In sentencing Bond, the Australian judge said the jail term was not the maximum 14-year sentence, but it would be like a "life sentence" as it would haunt the former high-flyer forever.

Bond, lauded as Australian of the Year after winning the America's Cup yacht race in 1983, will appeal against the conviction, his lawyers later said.

Bond, whose personal fortune was estimated at A$350m (pounds 180m) in the late 1980s, was found guilty last Friday on four fraud charges surrounding the sale of Edouard Manet's La Promenade.

The jury found that Bond, 58, had improperly used his position as director of his former corporate flagship, Bond Corporation Holdings, to allow his private company to buy La Promenade for about A$10m less than its value in 1988.

His private company, Dallhold Investments, bought the painting for A$2.46m and sold it a year later at auction in New York for A$17m.

Judge Antoinette Kennedy said Bond's passion for art and his inability to accept that Bond Corporation was no longer his private fiefdom led to the fraud offences.

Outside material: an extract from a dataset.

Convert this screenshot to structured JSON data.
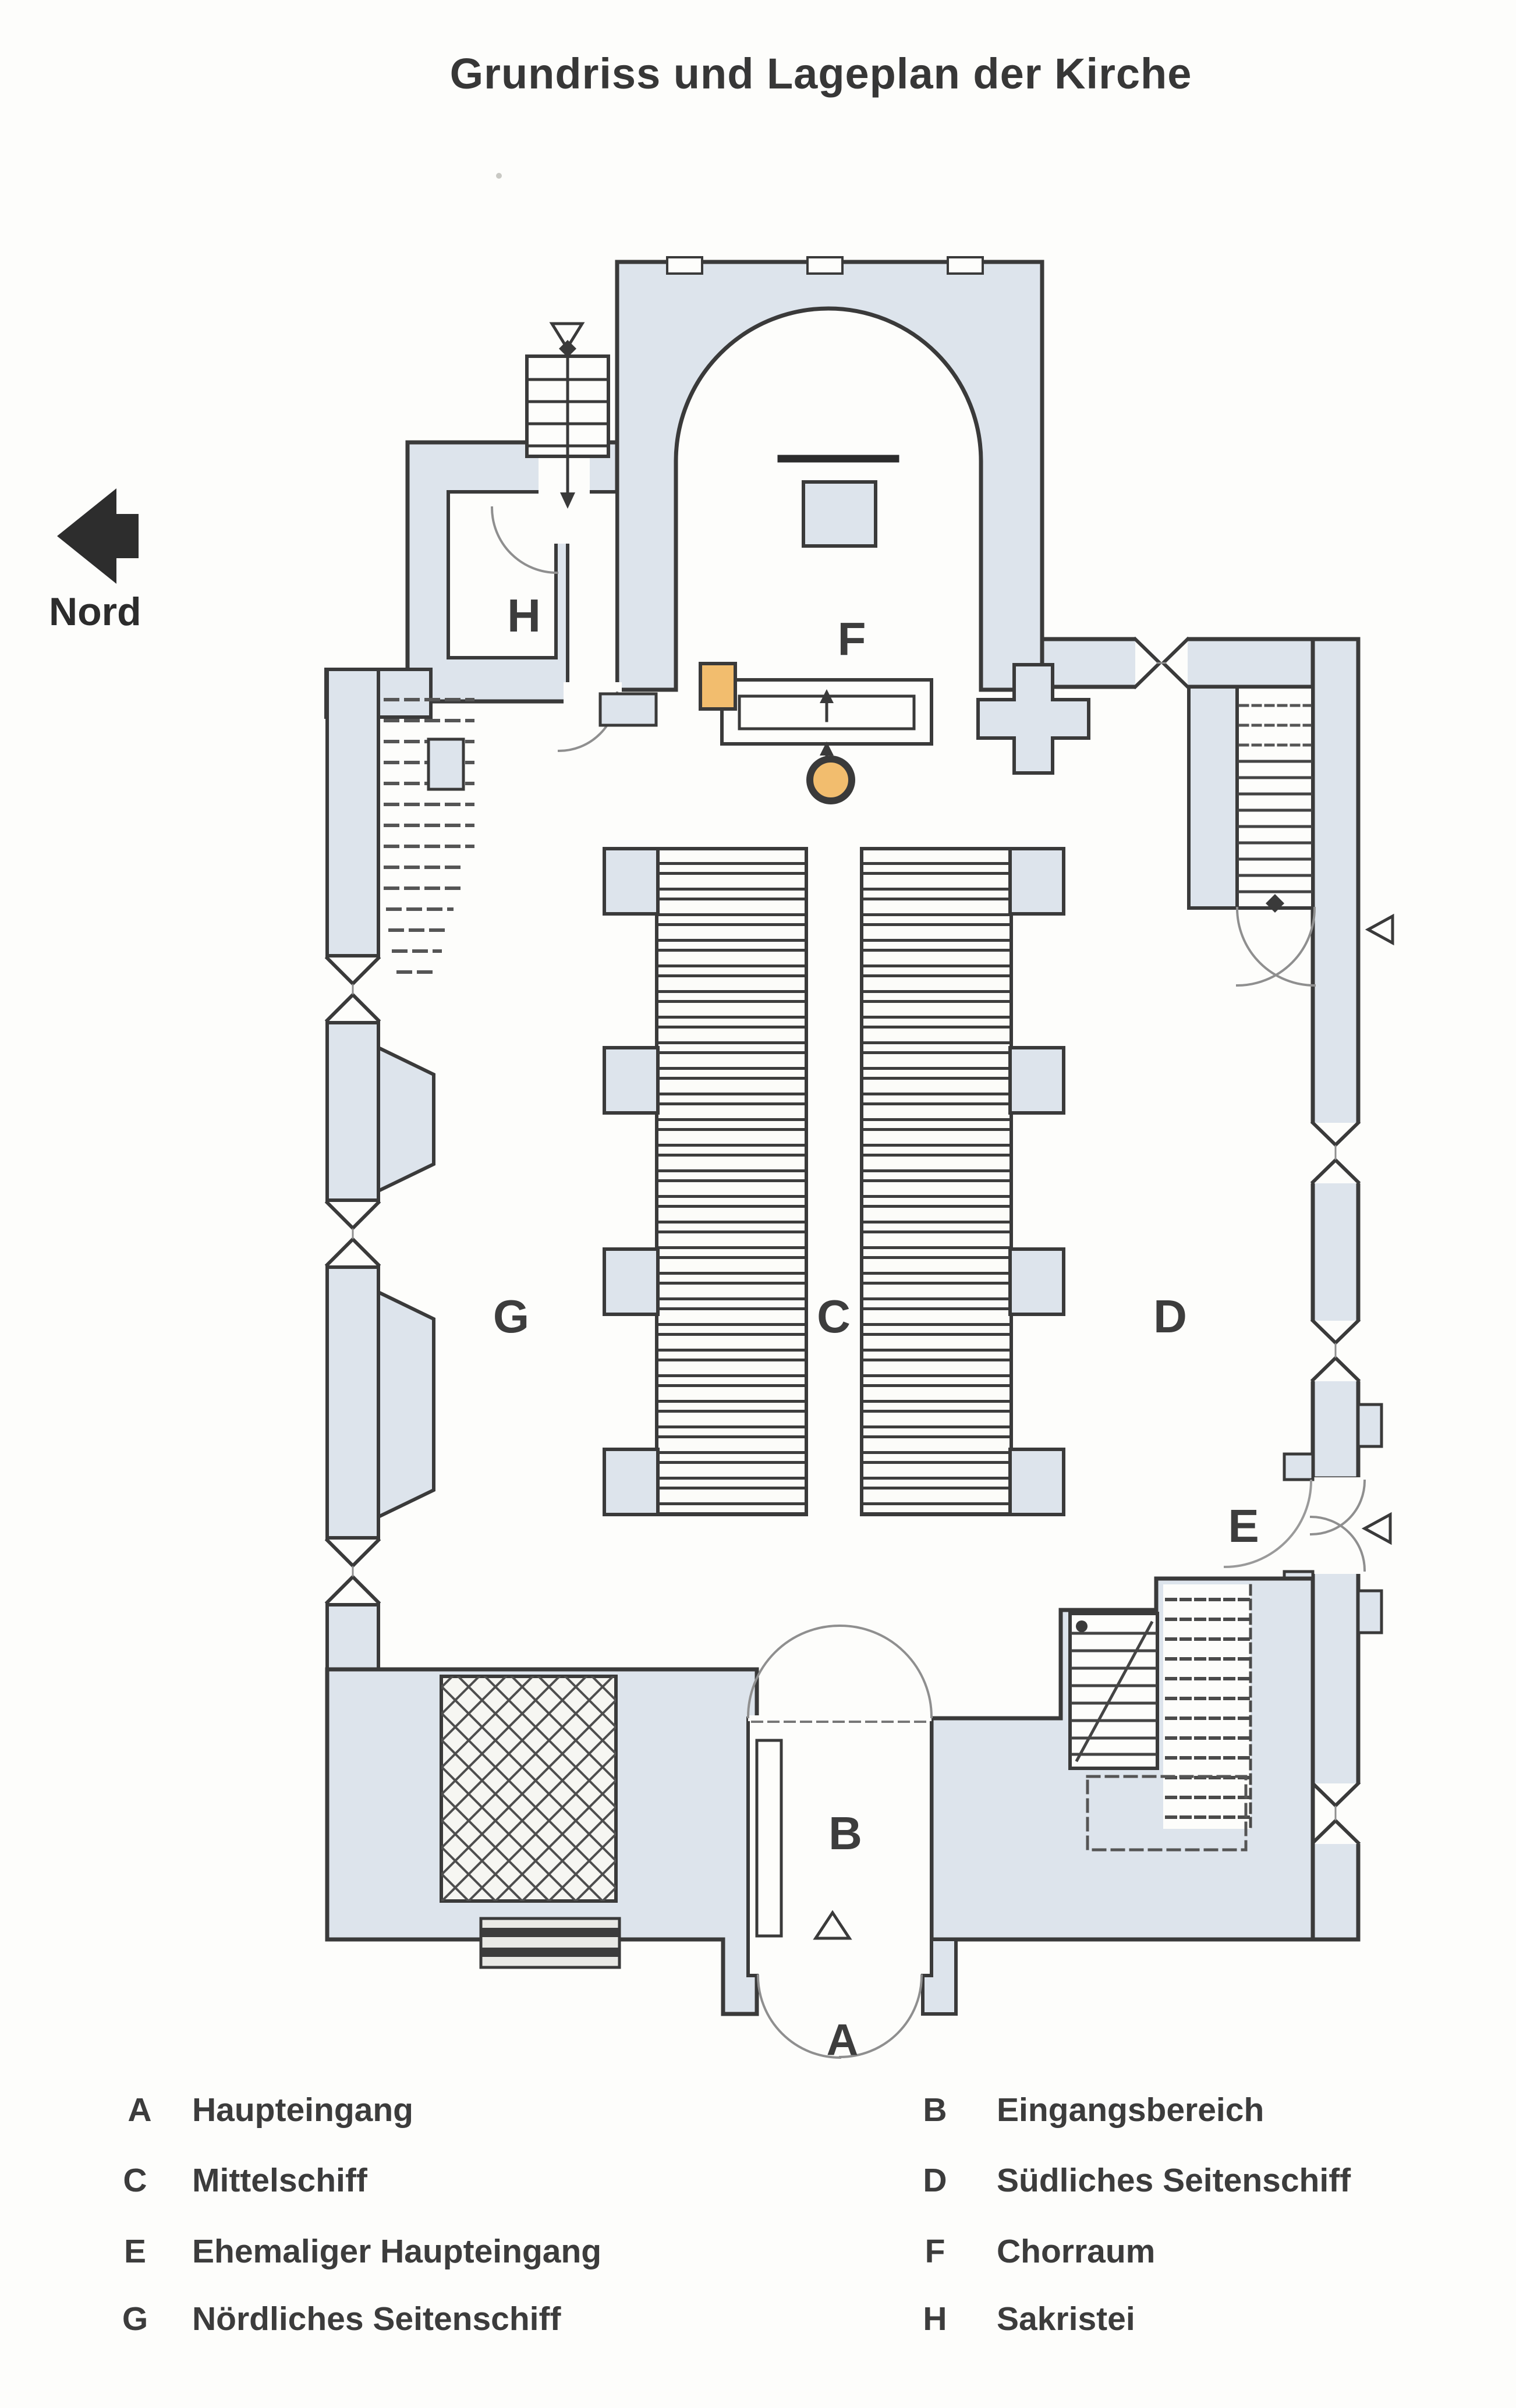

The judge dismissed a claim by defence lawyers that a custodial sentence would kill Bond because of his failing health.

An avid art collector in his heyday, Bond faces further charges associated with the collapse of his corporate empire in the early 1990s.

He was jailed for two-and-a-half years in 1992 after being found guilty of inducing a former friend to contribute to the rescue of a Western Australia bank while concealing a A$16m fee for his own company.

He served only a few months in jail before a second jury acquitted him at a retrial.